Plugins add complexity without proportional value. Go's package system already gives you composability — import what you need, ignore what you don't. The module interfaces are the plugin system.
Why JSON-RPC for Cross-Language?
It's what MCP uses, it's simple, it works over stdin/stdout (no port conflicts), and it's supported in every language. The alternative — gRPC — would require protobuf compilation in consumer projects. JSON-RPC just works.
JSON-RPC Bridge Protocol
Cross-language bridge binaries (openparallax-shield-bridge, openparallax-audit-bridge, etc.) use the internal/jsonrpc package — a minimal JSON-RPC 2.0 server over stdin/stdout. It reads newline-delimited JSON requests from stdin and writes responses to stdout.
srv := jsonrpc.NewServer()
srv.Handle("evaluate", func(params json.RawMessage) (any, error) { ... })
srv.Serve() // blocks, reading from stdinPython and Node.js wrappers spawn the bridge binary as a subprocess and communicate via this protocol.
Why SQLite as the Default Memory Backend?
Personal agents run on personal machines. SQLite needs no server, no configuration, no network. It's a single file. For production deployments with millions of vectors, swap to PostgreSQL + pgvector or Qdrant — the interface is the same.
The current SQLite backend uses brute-force cosine similarity (no ANN index). This works well up to ~100K vectors. We're exploring pure-Go HNSW implementations for larger scales while maintaining the zero-CGo constraint. See SQLite Backend — Limitations & Roadmap for details.
Why Separate Processes?
The Agent makes LLM API calls. Those APIs could be compromised. The LLM could be manipulated through prompt injection. By isolating the Agent in a kernel sandbox and routing every action through the Engine's security pipeline, we ensure that a compromised Agent cannot cause harm — even with full code execution capability.
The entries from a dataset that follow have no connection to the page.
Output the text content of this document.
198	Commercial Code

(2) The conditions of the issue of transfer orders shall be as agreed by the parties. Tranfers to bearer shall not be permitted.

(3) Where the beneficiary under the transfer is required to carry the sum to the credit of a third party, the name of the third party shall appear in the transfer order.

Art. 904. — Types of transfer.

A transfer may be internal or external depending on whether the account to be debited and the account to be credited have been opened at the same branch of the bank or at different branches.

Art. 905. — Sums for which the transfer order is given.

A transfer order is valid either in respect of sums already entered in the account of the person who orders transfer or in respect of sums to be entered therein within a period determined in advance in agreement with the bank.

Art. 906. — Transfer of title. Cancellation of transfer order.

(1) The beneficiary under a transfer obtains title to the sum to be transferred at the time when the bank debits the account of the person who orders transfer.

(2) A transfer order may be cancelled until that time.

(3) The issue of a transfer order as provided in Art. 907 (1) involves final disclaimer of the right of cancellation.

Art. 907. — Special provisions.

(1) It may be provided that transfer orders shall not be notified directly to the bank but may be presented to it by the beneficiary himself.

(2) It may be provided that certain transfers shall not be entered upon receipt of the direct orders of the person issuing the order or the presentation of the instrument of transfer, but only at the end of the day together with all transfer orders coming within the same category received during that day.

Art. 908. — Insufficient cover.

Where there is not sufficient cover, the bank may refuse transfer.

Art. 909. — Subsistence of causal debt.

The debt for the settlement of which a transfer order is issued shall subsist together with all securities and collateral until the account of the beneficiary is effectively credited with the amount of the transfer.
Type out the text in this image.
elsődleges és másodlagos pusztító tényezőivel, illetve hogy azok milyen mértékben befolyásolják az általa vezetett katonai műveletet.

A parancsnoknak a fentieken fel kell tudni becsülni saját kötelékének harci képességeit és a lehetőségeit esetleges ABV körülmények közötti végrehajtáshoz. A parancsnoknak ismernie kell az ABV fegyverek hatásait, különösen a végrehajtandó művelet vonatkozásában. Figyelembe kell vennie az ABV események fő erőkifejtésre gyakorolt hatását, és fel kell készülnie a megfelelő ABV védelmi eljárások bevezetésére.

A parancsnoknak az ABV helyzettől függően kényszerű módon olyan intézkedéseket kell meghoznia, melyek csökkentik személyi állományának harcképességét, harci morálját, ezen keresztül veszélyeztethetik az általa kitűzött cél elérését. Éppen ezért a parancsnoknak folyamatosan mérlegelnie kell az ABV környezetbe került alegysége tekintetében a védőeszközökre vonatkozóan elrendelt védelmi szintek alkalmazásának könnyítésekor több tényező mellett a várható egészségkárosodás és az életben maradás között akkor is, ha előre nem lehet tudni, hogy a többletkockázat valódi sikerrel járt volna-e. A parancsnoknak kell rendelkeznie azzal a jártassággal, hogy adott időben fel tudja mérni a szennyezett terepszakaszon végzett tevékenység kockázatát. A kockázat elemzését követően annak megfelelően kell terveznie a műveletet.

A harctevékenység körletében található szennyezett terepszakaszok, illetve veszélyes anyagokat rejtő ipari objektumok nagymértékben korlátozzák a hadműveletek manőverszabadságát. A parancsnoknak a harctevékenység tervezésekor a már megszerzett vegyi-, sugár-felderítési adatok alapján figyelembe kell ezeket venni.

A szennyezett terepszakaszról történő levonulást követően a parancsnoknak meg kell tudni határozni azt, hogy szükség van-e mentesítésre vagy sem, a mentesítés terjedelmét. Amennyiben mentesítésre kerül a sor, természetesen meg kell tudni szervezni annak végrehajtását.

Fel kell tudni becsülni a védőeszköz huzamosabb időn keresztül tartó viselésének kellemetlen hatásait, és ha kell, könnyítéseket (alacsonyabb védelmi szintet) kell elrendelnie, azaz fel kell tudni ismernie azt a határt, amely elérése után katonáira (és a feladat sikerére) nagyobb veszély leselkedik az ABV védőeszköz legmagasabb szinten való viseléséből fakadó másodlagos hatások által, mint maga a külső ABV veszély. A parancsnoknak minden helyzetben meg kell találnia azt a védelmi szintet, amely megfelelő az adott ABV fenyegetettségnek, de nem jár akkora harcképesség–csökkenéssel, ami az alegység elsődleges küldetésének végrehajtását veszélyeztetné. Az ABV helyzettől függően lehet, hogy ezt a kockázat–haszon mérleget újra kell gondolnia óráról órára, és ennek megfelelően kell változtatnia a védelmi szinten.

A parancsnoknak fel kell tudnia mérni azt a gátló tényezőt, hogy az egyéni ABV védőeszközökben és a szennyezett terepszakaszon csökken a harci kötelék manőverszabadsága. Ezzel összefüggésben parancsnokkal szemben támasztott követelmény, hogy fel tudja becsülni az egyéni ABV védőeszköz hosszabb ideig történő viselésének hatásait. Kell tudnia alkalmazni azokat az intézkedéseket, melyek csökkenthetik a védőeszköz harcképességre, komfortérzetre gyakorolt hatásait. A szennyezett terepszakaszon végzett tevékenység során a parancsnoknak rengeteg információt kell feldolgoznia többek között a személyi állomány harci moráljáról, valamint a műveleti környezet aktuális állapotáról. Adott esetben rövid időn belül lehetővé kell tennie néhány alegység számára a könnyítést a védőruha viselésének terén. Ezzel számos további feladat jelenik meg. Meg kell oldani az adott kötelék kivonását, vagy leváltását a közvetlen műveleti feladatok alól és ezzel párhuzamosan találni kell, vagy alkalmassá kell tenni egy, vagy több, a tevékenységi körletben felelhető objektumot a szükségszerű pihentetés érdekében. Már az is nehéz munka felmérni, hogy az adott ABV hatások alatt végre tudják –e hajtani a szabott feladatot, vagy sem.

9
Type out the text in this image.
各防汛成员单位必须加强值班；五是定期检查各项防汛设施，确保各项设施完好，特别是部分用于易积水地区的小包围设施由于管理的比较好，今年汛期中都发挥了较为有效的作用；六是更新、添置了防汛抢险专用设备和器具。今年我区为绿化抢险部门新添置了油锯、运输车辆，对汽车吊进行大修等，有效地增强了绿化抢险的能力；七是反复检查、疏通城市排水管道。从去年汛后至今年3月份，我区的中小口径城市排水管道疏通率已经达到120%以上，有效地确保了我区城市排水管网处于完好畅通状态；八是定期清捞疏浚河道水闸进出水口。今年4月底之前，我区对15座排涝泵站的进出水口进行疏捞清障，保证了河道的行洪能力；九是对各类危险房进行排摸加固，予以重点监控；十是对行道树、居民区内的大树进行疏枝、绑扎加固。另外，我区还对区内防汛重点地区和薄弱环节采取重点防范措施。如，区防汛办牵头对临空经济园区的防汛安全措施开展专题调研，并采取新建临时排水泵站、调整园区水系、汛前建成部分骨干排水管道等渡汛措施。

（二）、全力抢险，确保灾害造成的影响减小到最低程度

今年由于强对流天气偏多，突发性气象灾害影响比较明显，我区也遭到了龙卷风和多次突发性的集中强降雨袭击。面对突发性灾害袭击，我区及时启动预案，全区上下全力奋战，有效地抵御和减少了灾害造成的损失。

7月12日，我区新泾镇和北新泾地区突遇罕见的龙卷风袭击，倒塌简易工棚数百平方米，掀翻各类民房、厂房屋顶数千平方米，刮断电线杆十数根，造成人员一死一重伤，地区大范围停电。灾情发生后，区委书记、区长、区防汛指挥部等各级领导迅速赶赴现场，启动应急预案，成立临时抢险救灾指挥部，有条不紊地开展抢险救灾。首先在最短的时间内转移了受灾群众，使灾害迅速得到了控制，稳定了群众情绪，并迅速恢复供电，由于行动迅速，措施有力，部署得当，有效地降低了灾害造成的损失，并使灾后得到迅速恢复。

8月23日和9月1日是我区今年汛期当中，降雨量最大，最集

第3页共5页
This is defense in depth: the sandbox prevents unauthorized system access, Shield prevents dangerous actions, IFC prevents data exfiltration, Chronicle enables rollback, and Audit provides forensic evidence. No single layer is sufficient. Together, they make the system trustworthy.
The composable module architecture and the strict separation between thinking (Agent) and acting (Engine) are grounded in the research presented in Parallax: Why AI Agents That Think Must Never Act (PDF, arXiv forthcoming).